Une histoire en apparence légère, mais qui dénonce de nombreuses problématiques actuelles : harcèlement, violence de genre, notre façon d'appréhender l'adolescence, l'envahissement des technologies, etc.
Une très belle justesse autant dans la dramaturgie que dans le jeu.
Pour l’anecdote, j'ai mis du temps à réaliser qu’en réalité il n’y avait aucun robot sur scène.
A la fois sensible et drôle, Joël Pommerat nous plonge dans l’enfance, la construction de soi qu’il oppose à l’artificielle. Ce spectacle nous questionne sur l’apparence, l’identité, le genre, les émotions et pointe du doigt des problématiques telles que le harcèlement, le patriarcat, les normes sociales, tout cela au travers d’une forme « intime » : le quotidien d’un groupe d’adolescent.
Il est d’autant plus impactant que tous les rôles sont joués par des jeunes filles. Tout au long du spectacle, elles jouent avec le changement d’apparence, nous sommes donc troublés par les différents rôles robot/personne qui sont parfois joués par les mêmes actrices. Un réel travail du mouvement et de la diction qui m’a mis le doute jusqu’à la fin.
La question du genre est de ce fait très présente. La scène du "stage de virilité" est l'une des plus percutantes. La majorité des garçons vont tenter de prouver leur virilité et de rallier dans leur "camp" la seule personne ne se sentant pas correspondre à ces critères.
Une scénographie assez neutre, mais suffisante pour nous plonger dans cette lutte que mène ces adolescents pour affirmer leur identité.
Françoise Dolto:
« Les homards, quand ils changent de carapace, perdent d’abord l’ancienne et restent sans défense, le temps d’en fabriquer une nouvelle.
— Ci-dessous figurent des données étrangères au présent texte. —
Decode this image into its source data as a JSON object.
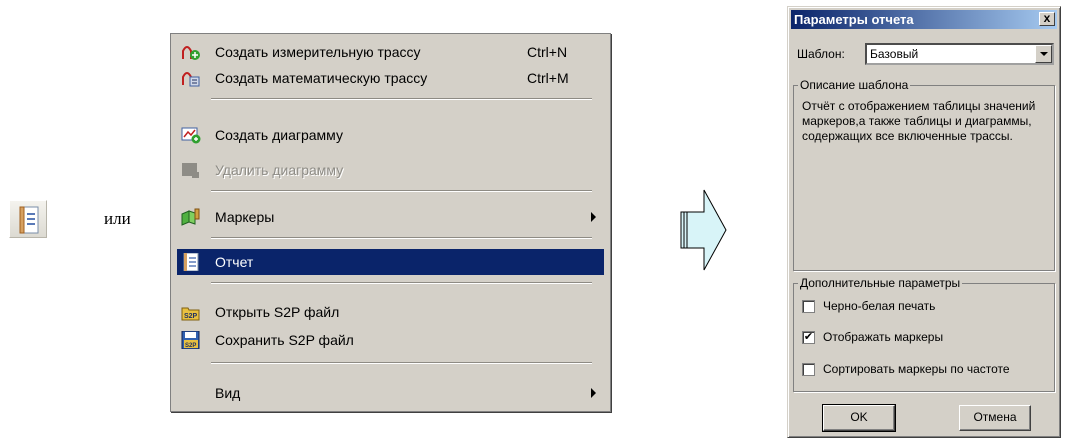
{
  "or_text": "или",
  "menu": {
    "items": [
      {
        "label": "Создать измерительную трассу",
        "shortcut": "Ctrl+N",
        "icon": "measurement-trace-icon"
      },
      {
        "label": "Создать математическую трассу",
        "shortcut": "Ctrl+M",
        "icon": "math-trace-icon"
      },
      {
        "label": "Создать диаграмму",
        "icon": "create-chart-icon"
      },
      {
        "label": "Удалить диаграмму",
        "icon": "delete-chart-icon",
        "disabled": true
      },
      {
        "label": "Маркеры",
        "icon": "markers-icon",
        "submenu": true
      },
      {
        "label": "Отчет",
        "icon": "report-icon",
        "selected": true
      },
      {
        "label": "Открыть S2P файл",
        "icon": "open-s2p-icon"
      },
      {
        "label": "Сохранить S2P файл",
        "icon": "save-s2p-icon"
      },
      {
        "label": "Вид",
        "submenu": true
      }
    ]
  },
  "dialog": {
    "title": "Параметры отчета",
    "close": "x",
    "template_label": "Шаблон:",
    "template_value": "Базовый",
    "description_legend": "Описание шаблона",
    "description_text": "Отчёт с отображением таблицы значений маркеров,а также таблицы и диаграммы, содержащих все включенные трассы.",
    "extra_legend": "Дополнительные параметры",
    "options": [
      {
        "label": "Черно-белая печать",
        "checked": false
      },
      {
        "label": "Отображать маркеры",
        "checked": true
      },
      {
        "label": "Сортировать маркеры по частоте",
        "checked": false
      }
    ],
    "ok_label": "OK",
    "cancel_label": "Отмена"
  },
  "colors": {
    "selection": "#0a246a",
    "window": "#d4d0c8",
    "arrow_fill": "#d8f4f8"
  }
}
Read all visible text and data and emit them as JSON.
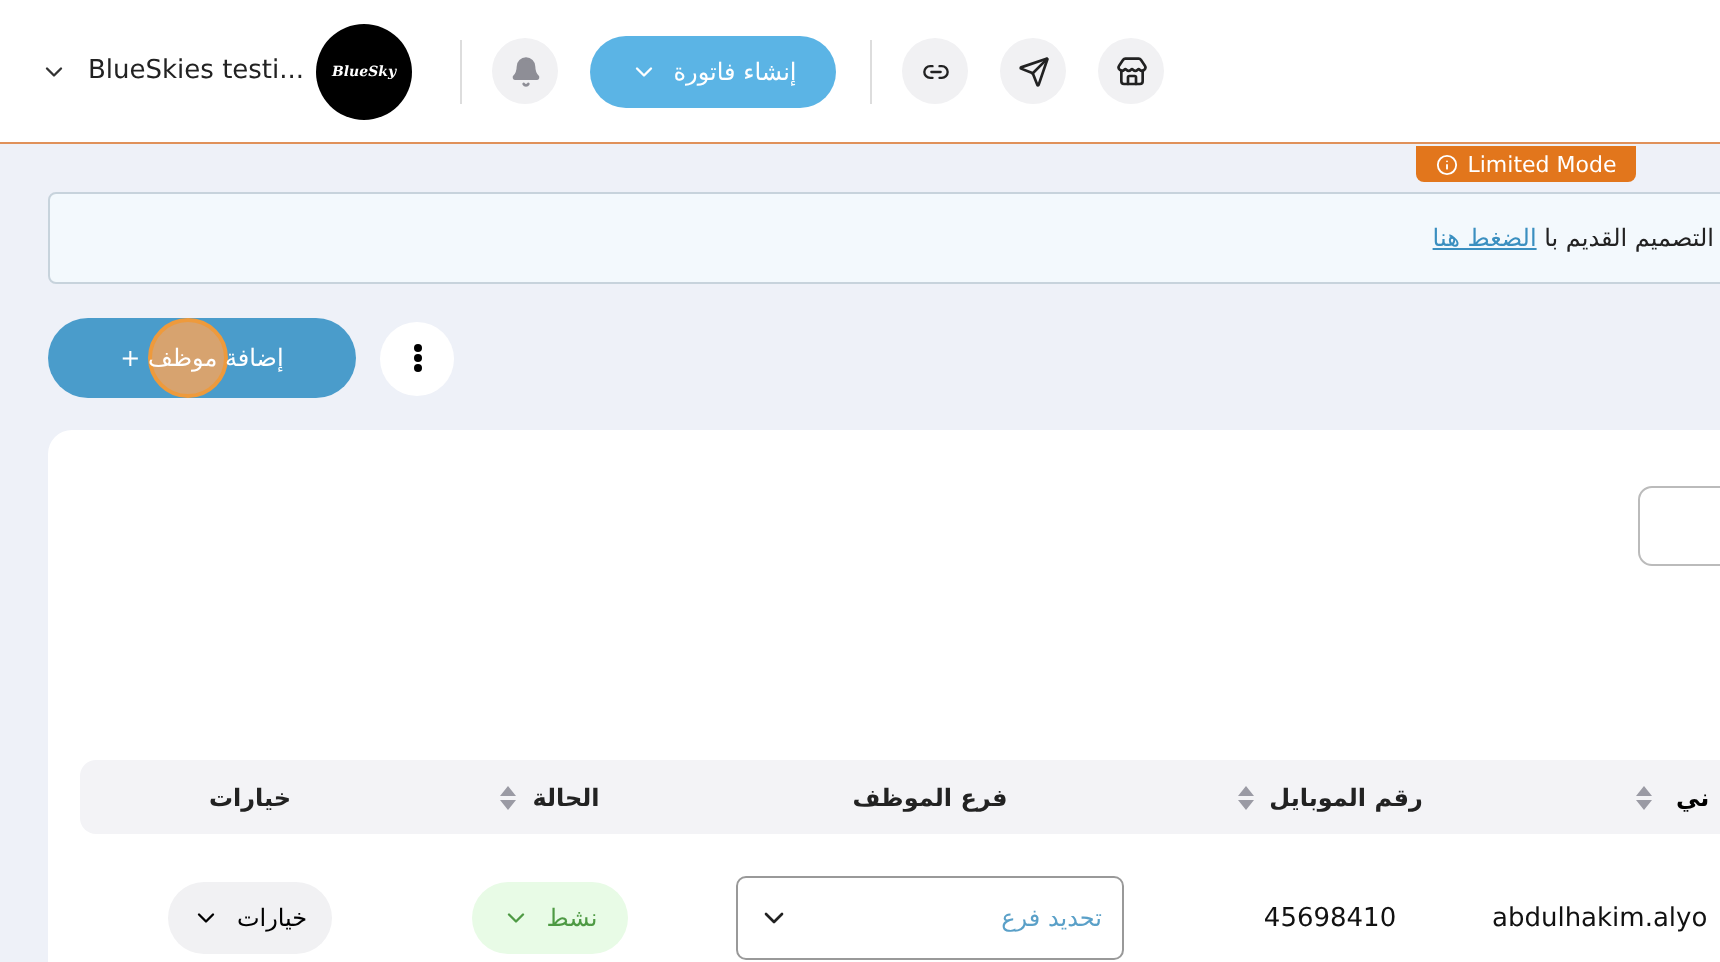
{
  "header": {
    "account": "BlueSkies testi...",
    "logo_text": "BlueSky",
    "create_button": "إنشاء فاتورة"
  },
  "badge": "Limited Mode",
  "banner": {
    "text": "التصميم القديم با",
    "link": "الضغط هنا"
  },
  "add_button": "+ إضافة موظف",
  "table": {
    "columns": [
      {
        "label": "ني",
        "sortable": true
      },
      {
        "label": "رقم الموبايل",
        "sortable": true
      },
      {
        "label": "فرع الموظف",
        "sortable": false
      },
      {
        "label": "الحالة",
        "sortable": true
      },
      {
        "label": "خيارات",
        "sortable": false
      }
    ],
    "rows": [
      {
        "email": "abdulhakim.alyo",
        "mobile": "45698410",
        "branch_placeholder": "تحديد فرع",
        "status": "نشط",
        "options": "خيارات"
      }
    ]
  }
}
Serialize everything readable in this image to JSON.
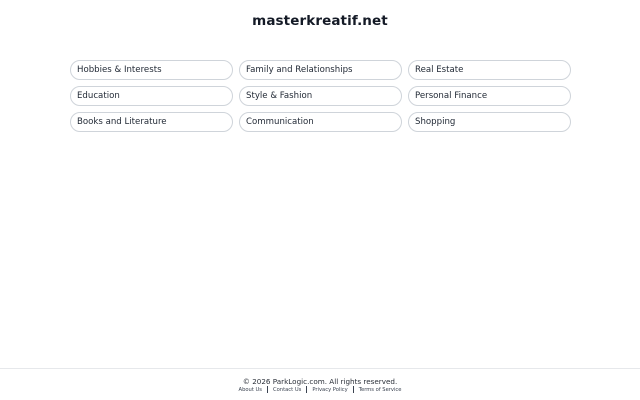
{
  "site": {
    "title": "masterkreatif.net"
  },
  "categories": [
    {
      "label": "Hobbies & Interests"
    },
    {
      "label": "Family and Relationships"
    },
    {
      "label": "Real Estate"
    },
    {
      "label": "Education"
    },
    {
      "label": "Style & Fashion"
    },
    {
      "label": "Personal Finance"
    },
    {
      "label": "Books and Literature"
    },
    {
      "label": "Communication"
    },
    {
      "label": "Shopping"
    }
  ],
  "footer": {
    "copyright": "© 2026 ParkLogic.com. All rights reserved.",
    "links": [
      {
        "label": "About Us"
      },
      {
        "label": "Contact Us"
      },
      {
        "label": "Privacy Policy"
      },
      {
        "label": "Terms of Service"
      }
    ]
  }
}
Pendant ce temps-là, ils sont très en dan-ger. Pour les adolescents, c’est un peu la même chose. Et fabriquer une nouvelle carapace coûte tant de larmes et de sueurs que c’est un peu comme si on la “suintait”. Dans les pa-rages d’un homard sans protection, il y a presque toujours un congre qui guette, prêt à le dévorer. L’adolescence, c’est le drame du homard ! Notre congre à nous, c’est tout ce qui nous menace, à l’intérieur de soi et à l’extérieur, et à quoi bien souvent on ne pense pas. »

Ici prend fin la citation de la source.